Xbox president Sarah Bond revealed the company’s plans in emails sent out to staff, first reported by Windows Central on April 6. The executive said Xbox is focused on preserving its titles and making them “accessible long into the future.”
“We have formed a new team dedicated to game preservation, important to all of us at Xbox and the industry itself,” Bond said. She added that Microsoft continues to build on their previous practices of backwards compatibility, which brought hundreds of titles from the Xbox 360 to Xbox One and, later, the Series X. “We remain committed to bringing forward the amazing library of Xbox games for future generations of players to enjoy,” she claimed.
The establishment of such a dedicated task force may be great news for gamers concerned with the prevalent issue of game preservation. Recently, some gamers have united to take legal action against Ubisoft following the developer’s discontinuation of The Crew‘s online services, rendering the online-only game completely unplayable. Game preservation has been making rounds for a decade now with the rise of live-service titles and the slow death of physical copies. Those physical retail copies that still remain usually contain no physical disc at all and instead give players a code to be then redeemed at any given online store such as Steam.
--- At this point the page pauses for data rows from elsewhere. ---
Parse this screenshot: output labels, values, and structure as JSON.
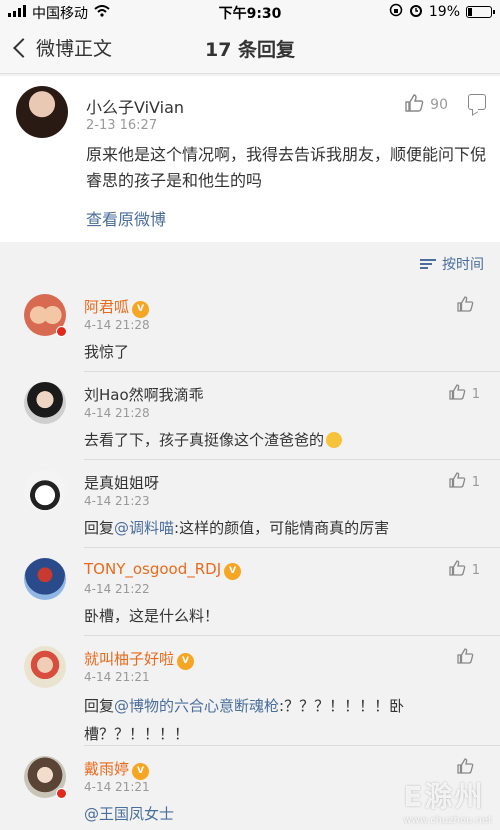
{
  "status_bar": {
    "carrier": "中国移动",
    "time": "下午9:30",
    "battery": "19%",
    "battery_level": 0.19
  },
  "nav": {
    "back_label": "微博正文",
    "title": "17 条回复"
  },
  "main_post": {
    "username": "小么子ViVian",
    "time": "2-13 16:27",
    "like_count": "90",
    "content": "原来他是这个情况啊，我得去告诉我朋友，顺便能问下倪睿思的孩子是和他生的吗",
    "view_original": "查看原微博"
  },
  "sort": {
    "label": "按时间"
  },
  "comments": [
    {
      "username": "阿君呱",
      "vip": true,
      "time": "4-14 21:28",
      "like_count": "",
      "body_prefix": "",
      "mention": "",
      "body": "我惊了"
    },
    {
      "username": "刘Hao然啊我滴乖",
      "vip": false,
      "time": "4-14 21:28",
      "like_count": "1",
      "body_prefix": "",
      "mention": "",
      "body": "去看了下，孩子真挺像这个渣爸爸的"
    },
    {
      "username": "是真姐姐呀",
      "vip": false,
      "time": "4-14 21:23",
      "like_count": "1",
      "body_prefix": "回复",
      "mention": "@调料喵",
      "body": ":这样的颜值，可能情商真的厉害"
    },
    {
      "username": "TONY_osgood_RDJ",
      "vip": true,
      "time": "4-14 21:22",
      "like_count": "1",
      "body_prefix": "",
      "mention": "",
      "body": "卧槽，这是什么料！"
    },
    {
      "username": "就叫柚子好啦",
      "vip": true,
      "time": "4-14 21:21",
      "like_count": "",
      "body_prefix": "回复",
      "mention": "@博物的六合心意断魂枪",
      "body": ":？？？！！！！卧槽？？！！！！"
    },
    {
      "username": "戴雨婷",
      "vip": true,
      "time": "4-14 21:21",
      "like_count": "",
      "body_prefix": "",
      "mention": "@王国凤女士",
      "body": ""
    }
  ],
  "watermark": {
    "text": "E滁州",
    "sub": "www.chuzhou.net"
  },
  "colors": {
    "link": "#4a6e9c",
    "vip_name": "#e86b1c",
    "background": "#f2f2f2"
  }
}
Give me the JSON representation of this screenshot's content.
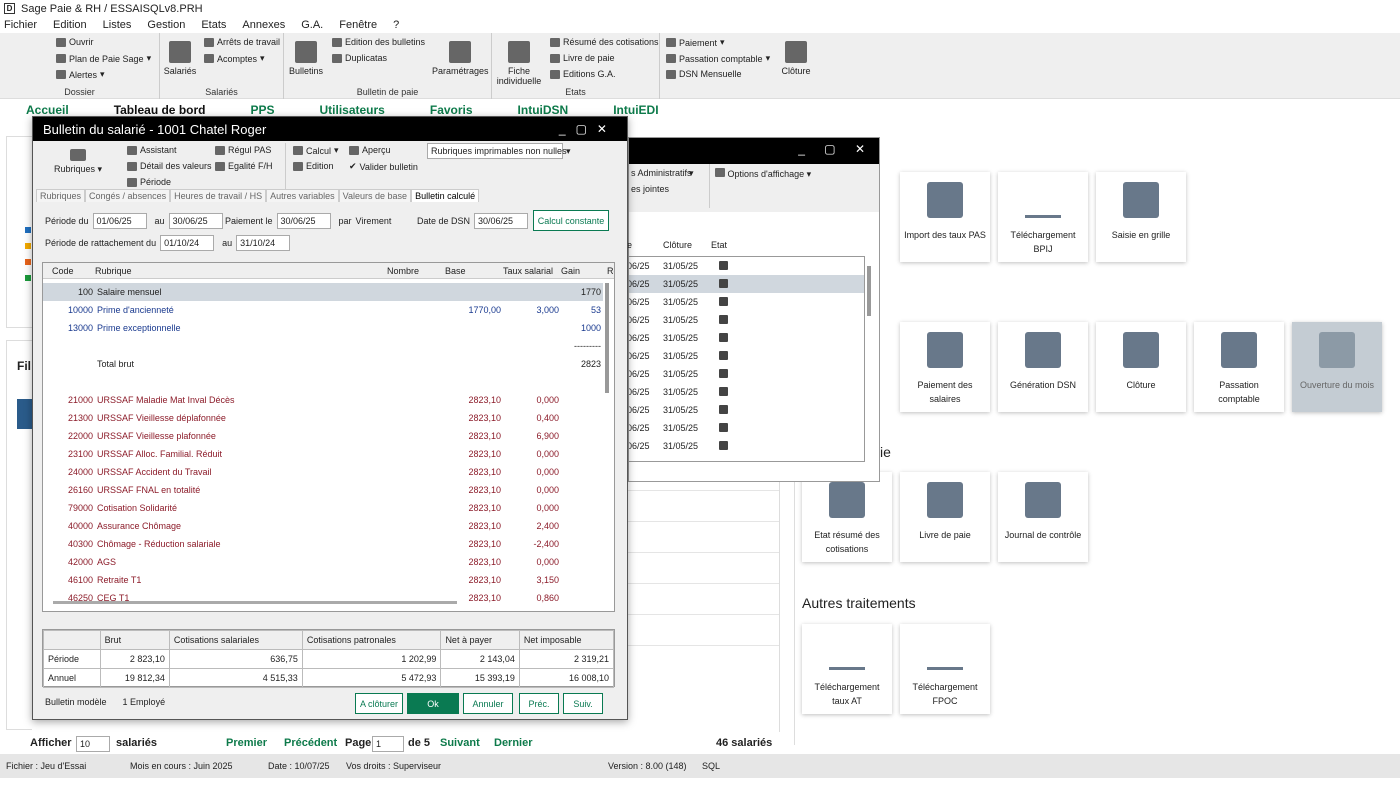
{
  "window": {
    "title": "Sage Paie & RH / ESSAISQLv8.PRH"
  },
  "menu": [
    "Fichier",
    "Edition",
    "Listes",
    "Gestion",
    "Etats",
    "Annexes",
    "G.A.",
    "Fenêtre",
    "?"
  ],
  "ribbon": {
    "dossier": {
      "title": "Dossier",
      "items": [
        "Ouvrir",
        "Plan de Paie Sage",
        "Alertes"
      ]
    },
    "salaries": {
      "title": "Salariés",
      "big": "Salariés",
      "items": [
        "Arrêts de travail",
        "Acomptes"
      ]
    },
    "bulletin": {
      "title": "Bulletin de paie",
      "big": "Bulletins",
      "items": [
        "Edition des bulletins",
        "Duplicatas"
      ],
      "param": "Paramétrages"
    },
    "etats": {
      "title": "Etats",
      "big": "Fiche individuelle",
      "items": [
        "Résumé des cotisations",
        "Livre de paie",
        "Editions G.A."
      ]
    },
    "paiement": {
      "items": [
        "Paiement",
        "Passation comptable",
        "DSN Mensuelle"
      ],
      "big": "Clôture"
    }
  },
  "nav": [
    "Accueil",
    "Tableau de bord",
    "PPS",
    "Utilisateurs",
    "Favoris",
    "IntuiDSN",
    "IntuiEDI"
  ],
  "tiles_top": [
    "Import des taux PAS",
    "Téléchargement BPIJ",
    "Saisie en grille"
  ],
  "tiles_mid": [
    "Paiement des salaires",
    "Génération DSN",
    "Clôture",
    "Passation comptable",
    "Ouverture du mois"
  ],
  "section_etats_suffix": "ie",
  "tiles_etats": [
    "Etat résumé des cotisations",
    "Livre de paie",
    "Journal de contrôle"
  ],
  "section_autres": "Autres traitements",
  "tiles_autres": [
    "Téléchargement taux AT",
    "Téléchargement FPOC"
  ],
  "bgwin": {
    "toolbar": [
      "s Administratifs",
      "es jointes",
      "Options d'affichage"
    ],
    "cols": [
      "e",
      "Clôture",
      "Etat"
    ],
    "rows": [
      [
        "06/25",
        "31/05/25"
      ],
      [
        "06/25",
        "31/05/25"
      ],
      [
        "06/25",
        "31/05/25"
      ],
      [
        "06/25",
        "31/05/25"
      ],
      [
        "06/25",
        "31/05/25"
      ],
      [
        "06/25",
        "31/05/25"
      ],
      [
        "06/25",
        "31/05/25"
      ],
      [
        "06/25",
        "31/05/25"
      ],
      [
        "06/25",
        "31/05/25"
      ],
      [
        "06/25",
        "31/05/25"
      ],
      [
        "06/25",
        "31/05/25"
      ]
    ]
  },
  "bulletin": {
    "title": "Bulletin du salarié - 1001 Chatel Roger",
    "toolbar": {
      "rubriques": "Rubriques",
      "assistant": "Assistant",
      "detail": "Détail des valeurs",
      "periode": "Période",
      "regul": "Régul PAS",
      "egalite": "Egalité F/H",
      "calcul": "Calcul",
      "edition": "Edition",
      "apercu": "Aperçu",
      "valider": "Valider bulletin",
      "select": "Rubriques imprimables non nulles"
    },
    "tabs": [
      "Rubriques",
      "Congés / absences",
      "Heures de travail / HS",
      "Autres variables",
      "Valeurs de base",
      "Bulletin calculé"
    ],
    "fields": {
      "periode_du_label": "Période du",
      "periode_du": "01/06/25",
      "au_label": "au",
      "periode_au": "30/06/25",
      "paiement_label": "Paiement le",
      "paiement": "30/06/25",
      "par_label": "par",
      "par": "Virement",
      "dsn_label": "Date de DSN",
      "dsn": "30/06/25",
      "calc_btn": "Calcul constante",
      "ratt_label": "Période de rattachement du",
      "ratt_du": "01/10/24",
      "ratt_au_label": "au",
      "ratt_au": "31/10/24"
    },
    "grid_cols": [
      "Code",
      "Rubrique",
      "Nombre",
      "Base",
      "Taux salarial",
      "Gain",
      "Re"
    ],
    "rows": [
      {
        "code": "100",
        "label": "Salaire mensuel",
        "base": "",
        "taux": "",
        "gain": "1770",
        "c": ""
      },
      {
        "code": "10000",
        "label": "Prime d'ancienneté",
        "base": "1770,00",
        "taux": "3,000",
        "gain": "53",
        "c": "cblue"
      },
      {
        "code": "13000",
        "label": "Prime exceptionnelle",
        "base": "",
        "taux": "",
        "gain": "1000",
        "c": "cblue"
      },
      {
        "code": "",
        "label": "",
        "base": "",
        "taux": "",
        "gain": "---------",
        "c": ""
      },
      {
        "code": "",
        "label": "Total brut",
        "base": "",
        "taux": "",
        "gain": "2823",
        "c": ""
      },
      {
        "code": "",
        "label": "",
        "base": "",
        "taux": "",
        "gain": "",
        "c": ""
      },
      {
        "code": "21000",
        "label": "URSSAF Maladie Mat Inval Décès",
        "base": "2823,10",
        "taux": "0,000",
        "gain": "",
        "c": "cred"
      },
      {
        "code": "21300",
        "label": "URSSAF Vieillesse déplafonnée",
        "base": "2823,10",
        "taux": "0,400",
        "gain": "",
        "c": "cred"
      },
      {
        "code": "22000",
        "label": "URSSAF Vieillesse plafonnée",
        "base": "2823,10",
        "taux": "6,900",
        "gain": "",
        "c": "cred"
      },
      {
        "code": "23100",
        "label": "URSSAF Alloc. Familial. Réduit",
        "base": "2823,10",
        "taux": "0,000",
        "gain": "",
        "c": "cred"
      },
      {
        "code": "24000",
        "label": "URSSAF Accident du Travail",
        "base": "2823,10",
        "taux": "0,000",
        "gain": "",
        "c": "cred"
      },
      {
        "code": "26160",
        "label": "URSSAF FNAL en totalité",
        "base": "2823,10",
        "taux": "0,000",
        "gain": "",
        "c": "cred"
      },
      {
        "code": "79000",
        "label": "Cotisation Solidarité",
        "base": "2823,10",
        "taux": "0,000",
        "gain": "",
        "c": "cred"
      },
      {
        "code": "40000",
        "label": "Assurance Chômage",
        "base": "2823,10",
        "taux": "2,400",
        "gain": "",
        "c": "cred"
      },
      {
        "code": "40300",
        "label": "Chômage - Réduction salariale",
        "base": "2823,10",
        "taux": "-2,400",
        "gain": "",
        "c": "cred"
      },
      {
        "code": "42000",
        "label": "AGS",
        "base": "2823,10",
        "taux": "0,000",
        "gain": "",
        "c": "cred"
      },
      {
        "code": "46100",
        "label": "Retraite T1",
        "base": "2823,10",
        "taux": "3,150",
        "gain": "",
        "c": "cred"
      },
      {
        "code": "46250",
        "label": "CEG T1",
        "base": "2823,10",
        "taux": "0,860",
        "gain": "",
        "c": "cred"
      }
    ],
    "summary": {
      "headers": [
        "",
        "Brut",
        "Cotisations salariales",
        "Cotisations patronales",
        "Net à payer",
        "Net imposable"
      ],
      "rows": [
        [
          "Période",
          "2 823,10",
          "636,75",
          "1 202,99",
          "2 143,04",
          "2 319,21"
        ],
        [
          "Annuel",
          "19 812,34",
          "4 515,33",
          "5 472,93",
          "15 393,19",
          "16 008,10"
        ]
      ]
    },
    "footer": {
      "modele_label": "Bulletin modèle",
      "modele": "1 Employé",
      "btn_cloturer": "A clôturer",
      "btn_ok": "Ok",
      "btn_annuler": "Annuler",
      "btn_prec": "Préc.",
      "btn_suiv": "Suiv."
    }
  },
  "list_footer": {
    "afficher": "Afficher",
    "count": "10",
    "salaries": "salariés",
    "premier": "Premier",
    "precedent": "Précédent",
    "page": "Page",
    "page_num": "1",
    "de": "de 5",
    "suivant": "Suivant",
    "dernier": "Dernier",
    "total": "46 salariés"
  },
  "left_partial": "Fil",
  "status": {
    "fichier": "Fichier : Jeu d'Essai",
    "mois": "Mois en cours : Juin 2025",
    "date": "Date : 10/07/25",
    "droits": "Vos droits : Superviseur",
    "version": "Version : 8.00 (148)",
    "sql": "SQL"
  }
}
Xbox itself has already made promises to preserve gaming’s history over three years ago (thanks VGC), when Microsoft’s chief gaming executive Phil Spencer called publishers and industry giants to figure out a way to tackle the issue. Aside from more backward compatibility for the Xbox, Microsoft is nearly indistinguishable from other publishers who focus on digital copies and stores, meaning our ability to play the games we enjoy decades into the future, ’90s-style, is still in jeopardy.